If you're finding these record-breaking "dog-days of summer" uncomfortable, think how much worse it is for your pet, who must endure these triple-digit days while covered in fur or feathers.
A dog, cat or bird can't grab a cool drink from the fridge or turn on the air conditioning to beat the heat. Domestic animals lack the ability to sweat as we do to regulate their own temperature, so they depend on you to keep them cool, hydrated and most of all, safe.
As a veterinarian, I've treated far too many pets for heat-related conditions. I offer these "made-in-the-shade" tips to keep your pet cool and safe:
Know what's normal. Healthy noses should be cool or warm, wet or dry. Gums should be bubble-gum pink. Gently press your finger against the gum and the color should return to pink within two seconds. Pets suffering from heatstroke display dark red gums.

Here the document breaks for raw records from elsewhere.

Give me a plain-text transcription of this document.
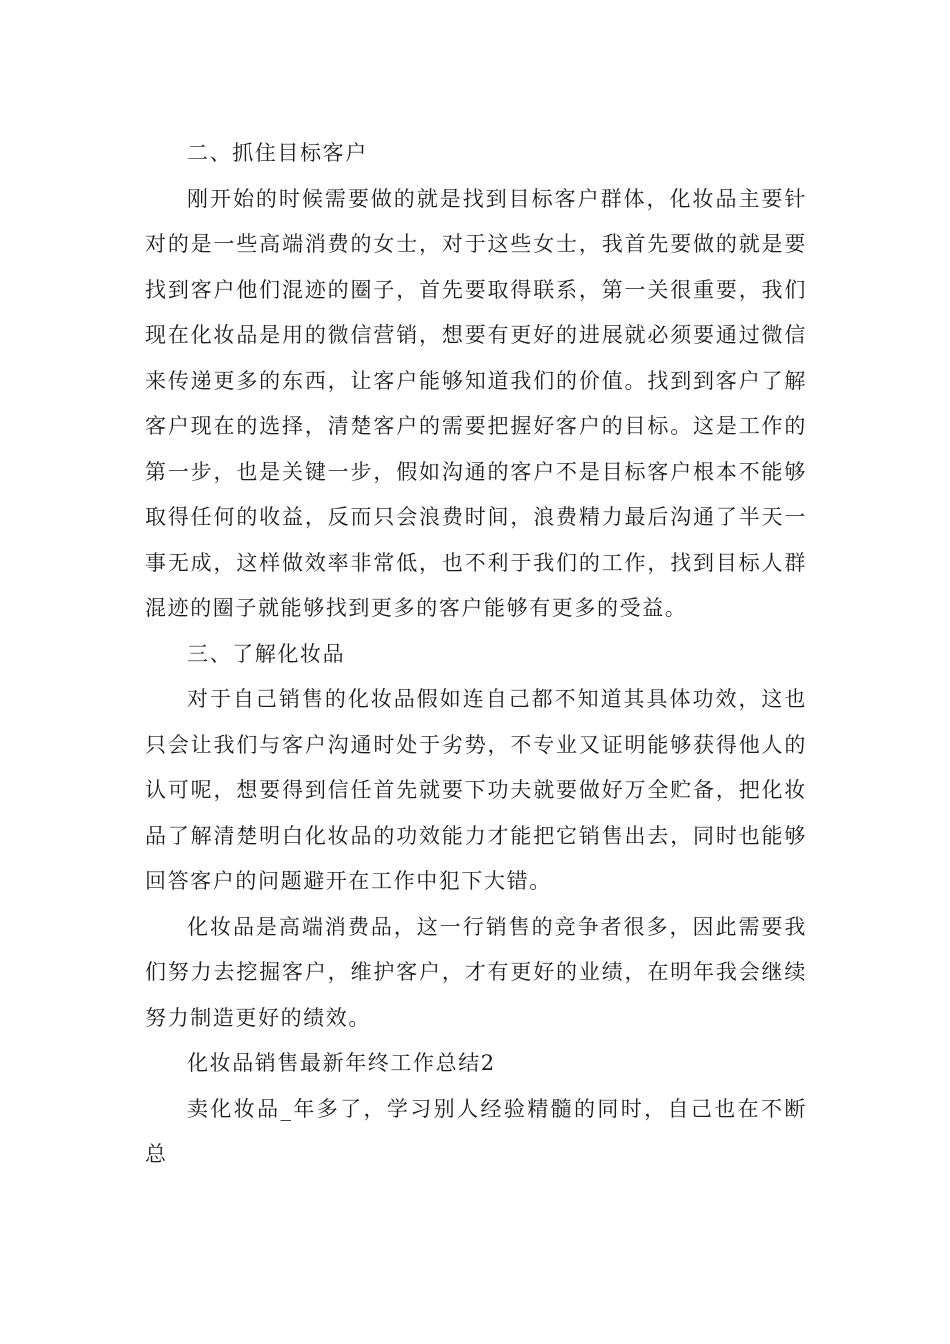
二、抓住目标客户

刚开始的时候需要做的就是找到目标客户群体，化妆品主要针对的是一些高端消费的女士，对于这些女士，我首先要做的就是要找到客户他们混迹的圈子，首先要取得联系，第一关很重要，我们现在化妆品是用的微信营销，想要有更好的进展就必须要通过微信来传递更多的东西，让客户能够知道我们的价值。找到到客户了解客户现在的选择，清楚客户的需要把握好客户的目标。这是工作的第一步，也是关键一步，假如沟通的客户不是目标客户根本不能够取得任何的收益，反而只会浪费时间，浪费精力最后沟通了半天一事无成，这样做效率非常低，也不利于我们的工作，找到目标人群混迹的圈子就能够找到更多的客户能够有更多的受益。

三、了解化妆品

对于自己销售的化妆品假如连自己都不知道其具体功效，这也只会让我们与客户沟通时处于劣势，不专业又证明能够获得他人的认可呢，想要得到信任首先就要下功夫就要做好万全贮备，把化妆品了解清楚明白化妆品的功效能力才能把它销售出去，同时也能够回答客户的问题避开在工作中犯下大错。

化妆品是高端消费品，这一行销售的竞争者很多，因此需要我们努力去挖掘客户，维护客户，才有更好的业绩，在明年我会继续努力制造更好的绩效。

化妆品销售最新年终工作总结2

卖化妆品_年多了，学习别人经验精髓的同时，自己也在不断总
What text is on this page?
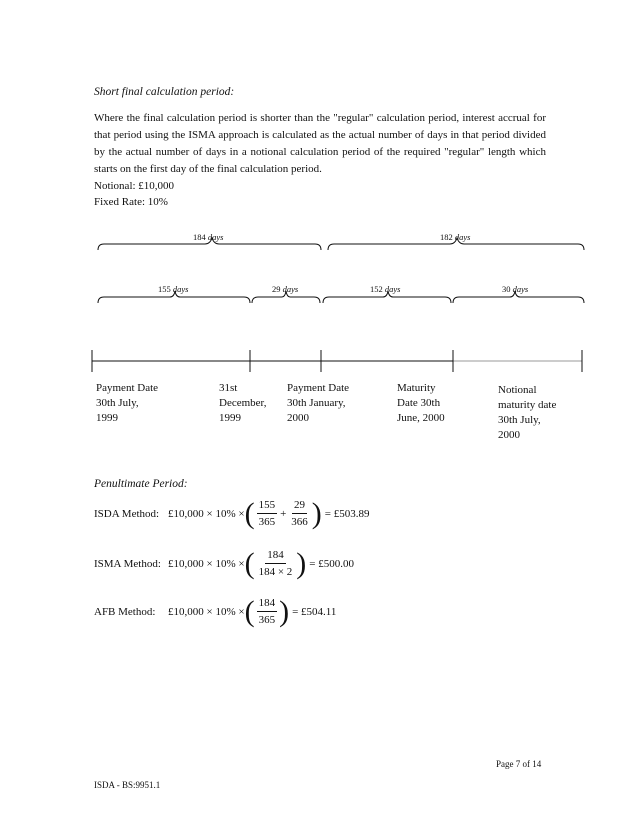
Short final calculation period:
Where the final calculation period is shorter than the "regular" calculation period, interest accrual for that period using the ISMA approach is calculated as the actual number of days in that period divided by the actual number of days in a notional calculation period of the required "regular" length which starts on the first day of the final calculation period.
Notional: £10,000
Fixed Rate: 10%
184 days	182 days
155 days	29 days	152 days	30 days
Payment Date
30th July,
1999
31st
December,
1999
Payment Date
30th January,
2000
Maturity
Date 30th
June, 2000
Notional
maturity date
30th July,
2000
Penultimate Period:
ISDA Method: £10,000 × 10% × ( $\frac{155}{365} + \frac{29}{366}$ ) = £503.89
ISMA Method: £10,000 × 10% × ( $\frac{184}{184 \times 2}$ ) = £500.00
AFB Method:	£10,000 × 10% × ( $\frac{184}{365}$ ) = £504.11
Page 7 of 14
ISDA - BS:9951.1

Pay attention to panting. Cats, dogs and birds naturally pant to help regulate their body temperatures. Be on the alert, however, if you start to detect a noise each time your pet inhales and exhales air or worse, displays difficulty breathing. And know the early signs of overheating: rapid panting, glassy eyes, drooling, acting confused, seeking shade, pacing and lying down frog-legged.
Keep your home cool. Close your blinds during the day to block the sun — this keeps the house cooler, saves energy and protects pets from the hottest rays.
Stay close to home. Resist taking your dog any place where the asphalt can burn their foot pads and there is little access to cool water. If you're not comfortable putting your hand on the sidewalk or street, it's too hot for your dog's paws, too. Let your dog chill on the couch while you run errands because the temperatures inside a car can quickly soar to sizzle even on a merely "warm" day — even with windows rolled down.